NAIROBI, May 14 (Xinhua) -- A greenhouse stands in Vincent Mutua's compound in Kitengela, a suburb on the outskirts of Nairobi, Kenya's capital.
Until the middle of last year, Mutua was using the structure to grow a variety of crops that include tomatoes, capsicum and cucumbers for sale.
But he was in January forced to replace the greenhouse polythene cover with a shade net after suffering several crop losses.
"The polythene cover could not work well with the current unpredictable weather. The lengthy dry spell that hit the country from the third quarter of 2017 to April this year made growing crops in the greenhouses challenging because the inside temperatures could get too high, killing the plants," Mutua said recently.
He is among a growing number of farmers in the east African nation who are ditching the traditional greenhouse polythene covers for shade nets as the vagaries of climate change bite.
Over the years, greenhouses have been seen as the best bet for food secure nations across the world.
But in Kenya, with the weather oscillating from one extreme to another, farmers are finding it harder to use the traditional polythene-covered greenhouses as they have done for years.
The past months have seen Kenya experience unusually dry spell with temperatures in some parts of the country soaring to 36 degrees Celsius, according to the Meteorological Department.
The high temperatures led to high disease and pest incidences with the worst affected being growers of tomatoes, capsicum and leafy vegetables.
In the case of vegetables, the crops become yellow or wither due to the high humidity caused by high temperatures.
"In March, I opened the door of my greenhouse and found my spinach leaves turning yellow. At first I thought it was a disease and even applied some chemicals but later I realized it was the high temperature that was killing the crop," recounted farmer Cosmas Zenje.
Zenje farms in Kilifi at the coast, one of the areas that is worst hit by the high temperatures.
For tomatoes and capsicum, high humidity inside the plastic-filmed greenhouses is the main cause of bacterial wilt, a deadly disease that wipes out the crops.
Though expensive, Zenje has also embraced shade nets to survive in farming amid the drastic effects of climate change.
Beatrice Macharia of Growth Point agro-consultancy noted that with the dry period dominating the weather pattern in Kenya, shade nets have become a better alternative to plastic film since they allow good air circulation in the structures.
"Most traditional greenhouses have one or two windows, which initially was enough for air circulation when the temperatures were moderate but with the dry spell dominating, farmers have no choice but to embrace shade nets if they are to continue farming.
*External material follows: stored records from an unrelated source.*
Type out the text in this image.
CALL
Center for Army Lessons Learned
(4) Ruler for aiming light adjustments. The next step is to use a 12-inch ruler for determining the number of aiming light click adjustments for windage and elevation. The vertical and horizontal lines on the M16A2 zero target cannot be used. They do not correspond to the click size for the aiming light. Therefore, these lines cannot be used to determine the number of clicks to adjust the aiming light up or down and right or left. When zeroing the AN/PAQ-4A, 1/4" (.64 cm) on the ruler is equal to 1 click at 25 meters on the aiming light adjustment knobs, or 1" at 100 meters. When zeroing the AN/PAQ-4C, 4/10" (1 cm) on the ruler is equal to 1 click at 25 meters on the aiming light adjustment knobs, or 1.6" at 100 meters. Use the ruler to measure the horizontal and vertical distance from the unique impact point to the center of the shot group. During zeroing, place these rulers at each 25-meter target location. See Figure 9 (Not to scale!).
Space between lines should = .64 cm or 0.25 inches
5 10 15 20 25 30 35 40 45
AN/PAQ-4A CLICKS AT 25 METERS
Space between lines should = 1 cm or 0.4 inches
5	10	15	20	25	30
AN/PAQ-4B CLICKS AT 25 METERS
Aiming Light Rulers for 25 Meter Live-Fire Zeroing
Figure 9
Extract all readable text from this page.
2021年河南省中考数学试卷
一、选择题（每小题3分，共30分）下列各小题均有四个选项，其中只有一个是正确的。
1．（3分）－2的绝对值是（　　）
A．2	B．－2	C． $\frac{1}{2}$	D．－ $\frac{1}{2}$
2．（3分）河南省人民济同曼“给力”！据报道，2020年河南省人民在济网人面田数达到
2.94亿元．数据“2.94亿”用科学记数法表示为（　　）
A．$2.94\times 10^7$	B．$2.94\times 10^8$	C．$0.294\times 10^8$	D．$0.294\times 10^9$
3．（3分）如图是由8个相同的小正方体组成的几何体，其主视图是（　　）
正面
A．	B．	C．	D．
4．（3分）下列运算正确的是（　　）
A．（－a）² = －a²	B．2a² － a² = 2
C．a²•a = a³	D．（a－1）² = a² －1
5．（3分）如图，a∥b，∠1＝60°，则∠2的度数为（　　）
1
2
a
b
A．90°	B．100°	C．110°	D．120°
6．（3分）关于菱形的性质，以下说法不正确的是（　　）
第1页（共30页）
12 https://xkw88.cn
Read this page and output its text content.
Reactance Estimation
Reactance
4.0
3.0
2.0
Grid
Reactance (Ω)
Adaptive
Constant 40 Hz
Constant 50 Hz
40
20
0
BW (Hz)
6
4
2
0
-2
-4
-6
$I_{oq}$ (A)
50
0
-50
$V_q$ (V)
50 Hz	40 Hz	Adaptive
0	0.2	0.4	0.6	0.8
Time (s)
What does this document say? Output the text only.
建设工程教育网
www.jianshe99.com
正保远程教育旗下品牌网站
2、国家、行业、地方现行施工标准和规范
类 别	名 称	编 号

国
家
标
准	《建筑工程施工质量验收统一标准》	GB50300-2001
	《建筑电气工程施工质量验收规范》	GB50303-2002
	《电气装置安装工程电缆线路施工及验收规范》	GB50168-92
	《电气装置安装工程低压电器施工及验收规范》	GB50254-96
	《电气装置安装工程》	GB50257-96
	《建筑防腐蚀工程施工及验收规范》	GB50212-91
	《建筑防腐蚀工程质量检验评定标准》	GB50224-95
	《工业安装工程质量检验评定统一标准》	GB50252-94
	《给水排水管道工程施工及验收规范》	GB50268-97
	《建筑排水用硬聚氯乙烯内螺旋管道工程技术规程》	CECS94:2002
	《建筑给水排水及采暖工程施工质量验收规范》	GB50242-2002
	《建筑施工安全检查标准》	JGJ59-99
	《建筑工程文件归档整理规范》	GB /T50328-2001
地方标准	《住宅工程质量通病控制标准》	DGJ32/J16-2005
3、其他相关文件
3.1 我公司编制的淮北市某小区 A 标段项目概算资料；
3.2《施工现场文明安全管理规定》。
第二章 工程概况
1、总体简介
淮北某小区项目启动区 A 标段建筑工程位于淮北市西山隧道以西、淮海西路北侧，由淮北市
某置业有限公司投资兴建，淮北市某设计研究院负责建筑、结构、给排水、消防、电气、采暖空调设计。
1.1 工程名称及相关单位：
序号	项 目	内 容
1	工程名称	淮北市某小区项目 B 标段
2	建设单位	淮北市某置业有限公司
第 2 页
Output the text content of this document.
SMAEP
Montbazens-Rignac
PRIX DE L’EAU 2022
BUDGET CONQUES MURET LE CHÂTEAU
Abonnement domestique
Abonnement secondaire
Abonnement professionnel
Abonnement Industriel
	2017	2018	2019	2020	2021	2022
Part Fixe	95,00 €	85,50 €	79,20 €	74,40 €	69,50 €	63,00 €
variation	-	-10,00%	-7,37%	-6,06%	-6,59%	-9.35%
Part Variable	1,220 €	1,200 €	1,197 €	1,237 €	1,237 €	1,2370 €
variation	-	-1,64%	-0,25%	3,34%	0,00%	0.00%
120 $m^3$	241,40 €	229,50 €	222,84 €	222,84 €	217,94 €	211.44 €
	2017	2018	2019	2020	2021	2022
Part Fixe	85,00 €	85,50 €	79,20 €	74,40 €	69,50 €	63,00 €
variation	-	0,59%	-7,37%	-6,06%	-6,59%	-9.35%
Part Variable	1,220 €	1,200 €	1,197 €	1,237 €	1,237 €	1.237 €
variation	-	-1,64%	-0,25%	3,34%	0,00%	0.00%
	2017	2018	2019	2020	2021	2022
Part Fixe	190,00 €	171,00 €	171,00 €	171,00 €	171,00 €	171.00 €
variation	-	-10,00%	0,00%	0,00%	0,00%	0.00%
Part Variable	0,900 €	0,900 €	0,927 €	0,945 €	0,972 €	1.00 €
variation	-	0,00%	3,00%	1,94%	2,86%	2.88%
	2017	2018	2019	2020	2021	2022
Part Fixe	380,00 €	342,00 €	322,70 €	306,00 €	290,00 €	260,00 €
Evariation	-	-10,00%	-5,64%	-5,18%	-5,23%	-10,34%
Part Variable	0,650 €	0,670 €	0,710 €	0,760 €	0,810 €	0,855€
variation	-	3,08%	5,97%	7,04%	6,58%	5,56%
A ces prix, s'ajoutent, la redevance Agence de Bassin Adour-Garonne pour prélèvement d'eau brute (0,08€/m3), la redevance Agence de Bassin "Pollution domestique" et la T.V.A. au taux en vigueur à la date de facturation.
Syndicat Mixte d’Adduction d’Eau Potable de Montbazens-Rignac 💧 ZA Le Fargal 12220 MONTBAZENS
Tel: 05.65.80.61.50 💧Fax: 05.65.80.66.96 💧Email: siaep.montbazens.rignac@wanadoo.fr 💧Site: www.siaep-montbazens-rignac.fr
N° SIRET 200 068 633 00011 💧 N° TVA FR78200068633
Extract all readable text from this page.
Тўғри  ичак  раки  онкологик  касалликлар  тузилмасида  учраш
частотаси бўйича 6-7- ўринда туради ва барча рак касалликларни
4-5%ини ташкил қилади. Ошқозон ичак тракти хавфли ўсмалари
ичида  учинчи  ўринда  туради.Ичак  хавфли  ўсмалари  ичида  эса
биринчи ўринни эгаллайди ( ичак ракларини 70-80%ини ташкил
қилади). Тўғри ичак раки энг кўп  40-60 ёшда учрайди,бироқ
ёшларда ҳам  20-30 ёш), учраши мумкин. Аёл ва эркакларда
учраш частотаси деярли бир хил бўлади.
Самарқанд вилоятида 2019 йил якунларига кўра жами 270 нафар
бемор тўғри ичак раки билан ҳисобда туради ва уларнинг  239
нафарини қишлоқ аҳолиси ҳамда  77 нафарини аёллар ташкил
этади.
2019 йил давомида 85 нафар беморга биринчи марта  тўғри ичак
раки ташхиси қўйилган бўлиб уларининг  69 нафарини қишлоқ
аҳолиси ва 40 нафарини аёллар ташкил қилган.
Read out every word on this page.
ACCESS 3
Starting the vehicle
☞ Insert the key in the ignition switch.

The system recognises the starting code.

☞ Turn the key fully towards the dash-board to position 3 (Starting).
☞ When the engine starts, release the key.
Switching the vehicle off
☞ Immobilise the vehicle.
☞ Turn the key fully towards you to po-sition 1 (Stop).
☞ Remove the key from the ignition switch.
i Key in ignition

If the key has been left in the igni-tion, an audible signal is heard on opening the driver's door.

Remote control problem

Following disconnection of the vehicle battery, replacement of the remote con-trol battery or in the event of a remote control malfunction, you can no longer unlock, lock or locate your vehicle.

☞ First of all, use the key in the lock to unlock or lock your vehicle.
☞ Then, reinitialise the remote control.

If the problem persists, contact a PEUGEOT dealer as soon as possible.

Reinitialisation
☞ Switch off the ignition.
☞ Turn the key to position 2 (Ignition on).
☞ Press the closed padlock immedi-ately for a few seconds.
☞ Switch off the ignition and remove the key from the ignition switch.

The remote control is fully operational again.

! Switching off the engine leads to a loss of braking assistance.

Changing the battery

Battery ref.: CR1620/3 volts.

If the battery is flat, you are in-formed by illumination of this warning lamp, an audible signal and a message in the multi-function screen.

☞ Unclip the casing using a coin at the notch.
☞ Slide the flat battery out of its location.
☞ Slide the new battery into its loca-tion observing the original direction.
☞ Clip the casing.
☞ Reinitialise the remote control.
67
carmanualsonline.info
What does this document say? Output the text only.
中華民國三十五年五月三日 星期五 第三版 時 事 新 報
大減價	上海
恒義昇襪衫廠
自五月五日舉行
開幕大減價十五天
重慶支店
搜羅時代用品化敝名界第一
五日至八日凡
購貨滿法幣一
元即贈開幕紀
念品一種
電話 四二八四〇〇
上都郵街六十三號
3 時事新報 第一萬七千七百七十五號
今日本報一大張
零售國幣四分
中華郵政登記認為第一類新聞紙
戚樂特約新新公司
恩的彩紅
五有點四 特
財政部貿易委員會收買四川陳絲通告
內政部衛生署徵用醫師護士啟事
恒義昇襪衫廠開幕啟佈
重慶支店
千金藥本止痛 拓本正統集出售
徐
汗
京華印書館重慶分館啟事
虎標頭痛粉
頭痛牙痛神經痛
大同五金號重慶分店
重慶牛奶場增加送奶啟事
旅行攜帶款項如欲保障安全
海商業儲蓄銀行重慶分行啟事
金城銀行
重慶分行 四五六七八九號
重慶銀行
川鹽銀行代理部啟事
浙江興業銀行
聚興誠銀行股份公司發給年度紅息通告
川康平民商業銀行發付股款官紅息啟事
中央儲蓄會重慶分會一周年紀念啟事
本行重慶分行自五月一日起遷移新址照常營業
The structures allow free passage of air since they are porous," she said.
She noted that if the outside temperature is about 30 degrees Celsius, inside a plastic film greenhouse, temperature will range from 31 to 41 Celsius.
According to her, unlike plastic film greenhouses, farmers can choose less density shade nets for colder areas and high density for hotter areas or combine both on the roofs and walls to create ideal environments.
It costs an average of 80,000 shillings (about 800 U.S. dollars) to buy a standard greenhouse, but for shade nets, the price could rise to about 1,000 dollars.
Kenyan farmers, therefore, have to dig deeper into their pockets as beat the unfavorable weather.